What is the discrete analogue of the Fourier transform of the delta function, and in what sense does it hold?
It is well-known that on $\mathbb{R}$, the delta function $\delta(x)$ has the Fourier transform representation \begin{equation} \delta(x)=\int_\mathbb{R} e^{i2\pi kx}dk \end{equation}
which holds in the sense of distributions.
Let us think of a finite lattice $\{ -\frac{1}{2}, \cdots, 0 , \cdots, \frac{1}{2} \}$ with the spacing $\frac{1}{N}$ for some large $N \in \mathbb{N}$, so that the lattice has $2N+1$ elements.
Then, what would be discrete Fourier representation of the Kronecker delta function $\delta_{0, x}$? I guess it would be a discrete sum with a factor $\frac{1}{N}$ multiplied, but cannot figure out an exact form.
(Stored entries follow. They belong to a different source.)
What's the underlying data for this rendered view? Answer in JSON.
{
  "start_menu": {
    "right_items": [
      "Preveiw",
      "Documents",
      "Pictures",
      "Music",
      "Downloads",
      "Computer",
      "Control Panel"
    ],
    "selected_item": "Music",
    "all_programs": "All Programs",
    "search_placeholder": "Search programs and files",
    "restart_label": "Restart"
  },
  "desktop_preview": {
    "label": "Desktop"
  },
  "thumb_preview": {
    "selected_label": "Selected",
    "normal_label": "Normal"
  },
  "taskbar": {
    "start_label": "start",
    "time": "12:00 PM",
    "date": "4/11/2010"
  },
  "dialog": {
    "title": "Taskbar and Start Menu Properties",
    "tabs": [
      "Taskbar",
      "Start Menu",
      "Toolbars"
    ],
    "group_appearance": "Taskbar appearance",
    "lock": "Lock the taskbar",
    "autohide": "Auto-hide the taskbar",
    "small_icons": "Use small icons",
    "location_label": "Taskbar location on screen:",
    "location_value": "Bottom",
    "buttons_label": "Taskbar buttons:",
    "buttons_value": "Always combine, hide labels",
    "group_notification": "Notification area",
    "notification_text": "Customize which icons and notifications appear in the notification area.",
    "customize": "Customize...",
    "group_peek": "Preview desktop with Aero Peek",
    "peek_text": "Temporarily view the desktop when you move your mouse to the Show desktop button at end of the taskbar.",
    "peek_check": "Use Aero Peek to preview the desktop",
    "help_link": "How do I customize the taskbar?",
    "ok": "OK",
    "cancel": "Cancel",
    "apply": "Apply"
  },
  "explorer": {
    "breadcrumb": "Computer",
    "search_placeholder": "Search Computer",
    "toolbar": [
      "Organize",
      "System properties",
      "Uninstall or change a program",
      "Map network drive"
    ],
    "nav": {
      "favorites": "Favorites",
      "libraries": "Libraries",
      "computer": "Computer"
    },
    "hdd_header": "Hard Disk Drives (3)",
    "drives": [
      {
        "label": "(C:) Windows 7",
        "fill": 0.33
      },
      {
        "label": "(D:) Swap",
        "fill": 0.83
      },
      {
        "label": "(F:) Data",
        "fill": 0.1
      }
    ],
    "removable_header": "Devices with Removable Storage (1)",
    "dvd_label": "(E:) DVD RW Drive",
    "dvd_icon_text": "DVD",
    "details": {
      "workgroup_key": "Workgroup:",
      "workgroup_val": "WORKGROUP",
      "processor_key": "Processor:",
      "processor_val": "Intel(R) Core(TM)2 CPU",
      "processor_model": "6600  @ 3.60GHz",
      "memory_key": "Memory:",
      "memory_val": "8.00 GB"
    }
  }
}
Also, in what sense does this discrete Fourier transform hold?
Could anyone clarify in the case of discreteness?
Solution 1:
For any $n=0,\dots,N-1$
$$\frac 1 N \sum_{k=0}^{N-1}e^{2i\pi \frac{kn}N} = \delta_{0,n}\tag{1}$$ This is the discrete equivalent to the Poisson summation formula or the formula you wrote. So the Kronecker delta is discrete equivalent of the Dirac delta and $(1)$ is saying that the Discrete Time Fourier Transform of the constant function is that delta (of course, you may define the DTFT with a different normalization factor).